以上の各実施の形態で述べたように、保圧弁は、流体圧縮機を起動して圧縮流体が供給されたときに、圧縮流体の圧力が設定圧力に達するまでは、圧縮流体を外部に排出しないようにすることができる。
従って、保圧弁は、流体圧縮機を起動したときに、供給される圧縮流体の圧力を短時間で設定した圧力まで高めることができるから、例えば流体圧縮機がスクロール式流体圧縮機の場合、動作部分である旋回スクロールの挙動を安定させることができる。また、保圧弁は、設定圧力を超えたときに開弁することで多くの圧縮流体を効率よく外部に排出することができる。さらに、保圧弁は、圧縮流体の供給が停止したときには、圧縮流体排出側から圧縮流体が逆流するのを直ちに止めることができる。
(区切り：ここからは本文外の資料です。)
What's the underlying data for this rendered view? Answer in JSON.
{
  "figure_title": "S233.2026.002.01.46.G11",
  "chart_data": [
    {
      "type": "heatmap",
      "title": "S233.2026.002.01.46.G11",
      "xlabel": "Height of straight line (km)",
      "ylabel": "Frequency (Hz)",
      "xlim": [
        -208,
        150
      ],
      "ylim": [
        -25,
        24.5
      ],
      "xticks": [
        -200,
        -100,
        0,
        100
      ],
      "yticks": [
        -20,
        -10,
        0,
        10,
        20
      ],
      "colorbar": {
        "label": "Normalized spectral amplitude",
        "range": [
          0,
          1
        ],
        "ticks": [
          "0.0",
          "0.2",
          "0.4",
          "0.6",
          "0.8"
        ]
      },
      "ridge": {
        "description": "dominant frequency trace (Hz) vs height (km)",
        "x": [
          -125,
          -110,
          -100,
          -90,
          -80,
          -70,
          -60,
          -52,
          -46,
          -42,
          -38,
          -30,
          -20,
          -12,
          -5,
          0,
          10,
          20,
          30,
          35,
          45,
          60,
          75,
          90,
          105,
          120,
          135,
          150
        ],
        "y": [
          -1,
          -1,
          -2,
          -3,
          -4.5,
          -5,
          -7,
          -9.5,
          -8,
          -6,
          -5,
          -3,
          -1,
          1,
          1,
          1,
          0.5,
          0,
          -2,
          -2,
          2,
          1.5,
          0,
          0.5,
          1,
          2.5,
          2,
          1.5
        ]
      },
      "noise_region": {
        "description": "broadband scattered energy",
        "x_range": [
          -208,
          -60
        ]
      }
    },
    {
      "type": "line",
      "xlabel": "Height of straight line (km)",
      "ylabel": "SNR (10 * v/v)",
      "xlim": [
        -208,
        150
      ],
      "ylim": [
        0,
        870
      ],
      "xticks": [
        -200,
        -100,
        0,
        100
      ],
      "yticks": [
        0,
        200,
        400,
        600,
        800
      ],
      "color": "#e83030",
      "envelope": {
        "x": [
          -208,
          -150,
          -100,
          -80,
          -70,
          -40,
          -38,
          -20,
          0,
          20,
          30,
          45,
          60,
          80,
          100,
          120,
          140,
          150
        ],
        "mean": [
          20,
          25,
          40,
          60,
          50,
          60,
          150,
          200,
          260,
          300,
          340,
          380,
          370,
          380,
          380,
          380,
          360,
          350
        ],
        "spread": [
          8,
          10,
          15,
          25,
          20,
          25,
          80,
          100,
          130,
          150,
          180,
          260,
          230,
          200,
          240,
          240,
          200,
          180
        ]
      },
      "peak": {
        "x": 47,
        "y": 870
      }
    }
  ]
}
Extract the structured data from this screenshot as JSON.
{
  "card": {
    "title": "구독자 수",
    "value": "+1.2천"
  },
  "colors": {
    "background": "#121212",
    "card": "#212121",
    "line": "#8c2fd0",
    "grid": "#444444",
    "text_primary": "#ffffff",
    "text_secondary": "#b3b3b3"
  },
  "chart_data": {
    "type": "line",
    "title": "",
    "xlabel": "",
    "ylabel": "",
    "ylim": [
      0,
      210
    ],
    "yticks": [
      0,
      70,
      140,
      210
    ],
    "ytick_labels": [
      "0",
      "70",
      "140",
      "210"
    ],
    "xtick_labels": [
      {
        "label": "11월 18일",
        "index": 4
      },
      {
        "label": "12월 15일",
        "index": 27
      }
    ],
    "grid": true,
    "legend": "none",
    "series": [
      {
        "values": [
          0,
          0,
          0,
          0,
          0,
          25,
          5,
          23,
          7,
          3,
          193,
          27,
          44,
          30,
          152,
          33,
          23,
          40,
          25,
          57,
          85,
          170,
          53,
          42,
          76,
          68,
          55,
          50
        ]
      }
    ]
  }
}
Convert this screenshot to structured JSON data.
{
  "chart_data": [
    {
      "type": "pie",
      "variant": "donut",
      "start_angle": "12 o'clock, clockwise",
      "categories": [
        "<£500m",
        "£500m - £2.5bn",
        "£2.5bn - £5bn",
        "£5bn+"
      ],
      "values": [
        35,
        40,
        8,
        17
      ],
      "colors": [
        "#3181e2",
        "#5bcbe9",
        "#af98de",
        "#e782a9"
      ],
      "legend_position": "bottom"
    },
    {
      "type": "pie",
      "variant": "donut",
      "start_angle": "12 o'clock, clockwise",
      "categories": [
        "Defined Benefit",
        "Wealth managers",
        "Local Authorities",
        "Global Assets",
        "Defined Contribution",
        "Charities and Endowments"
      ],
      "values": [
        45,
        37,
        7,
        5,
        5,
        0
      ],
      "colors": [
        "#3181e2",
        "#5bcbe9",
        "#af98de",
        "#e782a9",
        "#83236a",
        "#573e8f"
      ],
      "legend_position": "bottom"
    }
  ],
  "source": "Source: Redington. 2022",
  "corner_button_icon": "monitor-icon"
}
この結果、保圧弁は、流体圧縮機に対して1つだけ取付けることで、起動時の圧力を保持する機能と、圧縮流体の逆流を防止する機能とを得ることができるから、既存の圧縮機にも容易に対応することができ、組立作業性の向上、コストの低減等を図ることができる。
請求項1の発明によれば、圧縮流体供給側から圧縮流体の供給が開始されたときには、第2の弁体が直ちに凹部内で変位して開弁する。また、圧縮流体供給側から供給される圧縮流体の圧力が設定圧力を超えたときには、第1の弁体が第2の弁体を伴って開弁する。さらに、圧縮流体供給側からの圧縮流体の供給が停止したときには、第2の弁体が直ちに閉弁することにより、圧縮流体の逆流を阻止する。
請求項2の発明によれば、圧縮流体供給側から供給される圧縮流体の圧力が設定圧力を超えたときには、第1の弁体が開弁すると共に、第2の弁体が第1の弁体の開弁に伴って直ちに開弁する。また、圧縮流体供給側からの圧縮流体の供給が停止したときには、第2の弁体が直ちに閉弁することにより、圧縮流体の逆流を阻止する。
請求項3の発明によれば、スクロール式流体圧縮機の吐出口に保圧弁の圧縮流体供給側を接続した場合には、運転起動から短時間で各スクロール間の圧縮室の圧力を上昇させることができ、スクロールの挙動を安定させることができる。